Earth Day, April 22, is an important celebration for University of Wisconsin-Stevens Point student Taylor Christiansen. She hopes to teach at a high school or college, tend to her own farm and share what she knows about agriculture with peers, friends and colleagues.
These might seem like very diverse fields to pursue within a single career, but they have a uniting factor. They all appeal to Christiansen’s passion for sustainability.
“Earth Day, for me, is a day to recalibrate and remember that everything I do has a direct correlation to the entire Earth,” Christiansen said. “It’s more important than just recycling or planting trees because everything we do affects something else. I believe Earth Day is a great way to make students aware of sustainability and help them make better decisions.”
Christiansen, of New Berlin, Wis., said she developed an interest in the green movement when she was in high school. As a result, UW-Stevens Point’s reputation for sustainability – in research, practice, student-body interest and classroom teaching – intrigued her so much she visited and applied only to UW-Stevens Point.

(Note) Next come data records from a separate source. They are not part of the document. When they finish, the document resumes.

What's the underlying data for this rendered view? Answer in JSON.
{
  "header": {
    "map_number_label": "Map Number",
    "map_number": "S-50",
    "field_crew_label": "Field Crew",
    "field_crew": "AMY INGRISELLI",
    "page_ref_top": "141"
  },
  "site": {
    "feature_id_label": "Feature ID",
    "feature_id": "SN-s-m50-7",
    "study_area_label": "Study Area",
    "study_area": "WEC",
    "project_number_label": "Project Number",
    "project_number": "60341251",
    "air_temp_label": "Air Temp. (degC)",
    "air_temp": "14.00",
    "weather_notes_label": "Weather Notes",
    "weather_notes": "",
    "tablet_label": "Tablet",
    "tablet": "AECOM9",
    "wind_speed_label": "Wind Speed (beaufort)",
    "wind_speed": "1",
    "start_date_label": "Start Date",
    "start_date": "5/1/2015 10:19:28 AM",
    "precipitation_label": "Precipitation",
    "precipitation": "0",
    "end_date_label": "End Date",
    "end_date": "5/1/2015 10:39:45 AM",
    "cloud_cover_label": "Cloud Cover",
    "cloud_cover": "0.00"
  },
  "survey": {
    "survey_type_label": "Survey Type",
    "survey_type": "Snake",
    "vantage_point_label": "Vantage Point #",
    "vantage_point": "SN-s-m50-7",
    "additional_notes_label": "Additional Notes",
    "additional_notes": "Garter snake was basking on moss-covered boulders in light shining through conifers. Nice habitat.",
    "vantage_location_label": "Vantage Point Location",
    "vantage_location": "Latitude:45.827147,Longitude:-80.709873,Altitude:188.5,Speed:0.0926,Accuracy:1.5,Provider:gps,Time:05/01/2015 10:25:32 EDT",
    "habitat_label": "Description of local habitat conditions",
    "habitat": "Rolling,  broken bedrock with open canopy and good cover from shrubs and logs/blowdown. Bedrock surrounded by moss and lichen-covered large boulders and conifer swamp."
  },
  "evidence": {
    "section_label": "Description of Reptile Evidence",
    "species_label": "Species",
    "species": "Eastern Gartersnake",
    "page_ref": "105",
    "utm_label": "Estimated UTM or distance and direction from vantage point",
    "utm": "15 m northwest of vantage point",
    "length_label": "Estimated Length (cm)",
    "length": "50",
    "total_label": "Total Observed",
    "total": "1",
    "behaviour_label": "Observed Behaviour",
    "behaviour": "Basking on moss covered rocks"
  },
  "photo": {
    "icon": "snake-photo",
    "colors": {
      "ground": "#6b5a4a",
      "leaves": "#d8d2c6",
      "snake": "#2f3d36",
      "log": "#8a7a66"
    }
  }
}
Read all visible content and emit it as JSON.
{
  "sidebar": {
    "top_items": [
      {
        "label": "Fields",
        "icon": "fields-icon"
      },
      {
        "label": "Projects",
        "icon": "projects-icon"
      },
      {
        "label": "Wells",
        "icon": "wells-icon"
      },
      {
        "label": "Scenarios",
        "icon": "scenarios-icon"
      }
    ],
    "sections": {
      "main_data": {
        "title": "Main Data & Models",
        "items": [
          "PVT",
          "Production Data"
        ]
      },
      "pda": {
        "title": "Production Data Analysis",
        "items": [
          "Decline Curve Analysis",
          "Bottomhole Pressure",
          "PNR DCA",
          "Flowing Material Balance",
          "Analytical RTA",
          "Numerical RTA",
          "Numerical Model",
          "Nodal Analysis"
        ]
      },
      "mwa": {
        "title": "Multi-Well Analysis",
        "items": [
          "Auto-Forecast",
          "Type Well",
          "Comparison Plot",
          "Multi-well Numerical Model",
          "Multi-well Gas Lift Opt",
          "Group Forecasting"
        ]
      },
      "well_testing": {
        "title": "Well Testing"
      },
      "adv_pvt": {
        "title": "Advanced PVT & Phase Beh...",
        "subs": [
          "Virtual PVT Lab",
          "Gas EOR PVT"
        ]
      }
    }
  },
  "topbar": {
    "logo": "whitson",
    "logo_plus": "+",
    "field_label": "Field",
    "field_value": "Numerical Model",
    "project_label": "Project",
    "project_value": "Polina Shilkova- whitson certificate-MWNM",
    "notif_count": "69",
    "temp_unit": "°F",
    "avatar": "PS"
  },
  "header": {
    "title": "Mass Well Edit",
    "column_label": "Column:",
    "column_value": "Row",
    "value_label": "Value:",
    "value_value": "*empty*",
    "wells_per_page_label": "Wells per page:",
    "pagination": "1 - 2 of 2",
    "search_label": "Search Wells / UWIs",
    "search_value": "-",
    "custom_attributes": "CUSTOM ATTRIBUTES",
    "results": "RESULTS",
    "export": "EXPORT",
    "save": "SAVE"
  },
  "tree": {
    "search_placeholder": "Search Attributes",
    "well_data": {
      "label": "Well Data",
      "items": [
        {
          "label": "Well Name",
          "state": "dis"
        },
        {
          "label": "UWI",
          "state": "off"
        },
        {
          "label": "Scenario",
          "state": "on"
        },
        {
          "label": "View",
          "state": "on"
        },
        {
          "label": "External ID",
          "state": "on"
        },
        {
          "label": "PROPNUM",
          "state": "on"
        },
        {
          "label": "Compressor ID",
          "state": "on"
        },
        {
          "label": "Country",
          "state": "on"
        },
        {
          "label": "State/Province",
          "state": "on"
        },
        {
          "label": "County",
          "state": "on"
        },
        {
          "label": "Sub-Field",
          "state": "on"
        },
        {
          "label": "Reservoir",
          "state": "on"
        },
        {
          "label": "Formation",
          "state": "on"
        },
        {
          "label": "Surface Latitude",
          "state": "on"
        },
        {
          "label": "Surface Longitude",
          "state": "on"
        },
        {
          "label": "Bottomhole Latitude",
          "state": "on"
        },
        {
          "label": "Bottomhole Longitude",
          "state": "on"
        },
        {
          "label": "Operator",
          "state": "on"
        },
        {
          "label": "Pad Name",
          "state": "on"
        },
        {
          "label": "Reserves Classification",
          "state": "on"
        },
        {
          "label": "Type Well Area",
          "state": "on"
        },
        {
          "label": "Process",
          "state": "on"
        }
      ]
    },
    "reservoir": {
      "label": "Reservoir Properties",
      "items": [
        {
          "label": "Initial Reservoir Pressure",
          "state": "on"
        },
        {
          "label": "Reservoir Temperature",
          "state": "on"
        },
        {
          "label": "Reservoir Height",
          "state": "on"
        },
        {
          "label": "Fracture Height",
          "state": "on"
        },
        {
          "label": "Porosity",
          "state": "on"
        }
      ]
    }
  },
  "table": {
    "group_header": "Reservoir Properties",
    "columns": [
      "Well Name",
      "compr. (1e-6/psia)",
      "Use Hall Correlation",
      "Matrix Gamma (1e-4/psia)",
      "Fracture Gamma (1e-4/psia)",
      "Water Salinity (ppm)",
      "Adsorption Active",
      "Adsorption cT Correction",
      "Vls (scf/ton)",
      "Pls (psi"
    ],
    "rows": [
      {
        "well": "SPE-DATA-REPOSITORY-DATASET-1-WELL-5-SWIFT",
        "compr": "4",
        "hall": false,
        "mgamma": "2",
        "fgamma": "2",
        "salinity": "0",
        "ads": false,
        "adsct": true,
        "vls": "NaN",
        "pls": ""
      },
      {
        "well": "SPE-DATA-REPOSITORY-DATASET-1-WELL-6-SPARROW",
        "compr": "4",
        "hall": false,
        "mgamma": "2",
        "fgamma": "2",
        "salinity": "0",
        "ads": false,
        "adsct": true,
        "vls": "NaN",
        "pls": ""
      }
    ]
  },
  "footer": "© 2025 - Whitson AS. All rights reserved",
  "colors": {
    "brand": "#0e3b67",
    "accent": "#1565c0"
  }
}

“Initially, I wanted to come here to save the pandas,” Christiansen said with a smile, confirming her early interest in wildlife ecology
. However, her priorities evolved, leading her to major in land-use planning
and study the roles of food and local agriculture in sustainability.
“As I progressed through my studies, I found I’m definitely more of a people person,” she said. “When I improved my social skills, I realized I have the potential to help people make better choices. I realized I could study land-use management on a bigger scale.
“I find food to be a great connecting point,” Christiansen added. “Everybody eats. Everybody can relate, and not only to what we eat, but to how that food is getting to us. Our food hits on all aspects of sustainability.”
As a UW-Stevens Point student, Christiansen has held positions as the secretary, vice president and president of Students for Sustainable Communities, now called Students for Sustainability. She also was the garden manager for the Sustainable Agriculture in Communities Society, and she’s been the rock climbing president of the Adventure Club.
She currently serves as an AmeriCorps Member-Volunteer Coordinator with Central Rivers Farmshed and hopes to continue that role after her May graduation if it receives full-time funding in fall. She also will pursue graduate school and a doctoral degree.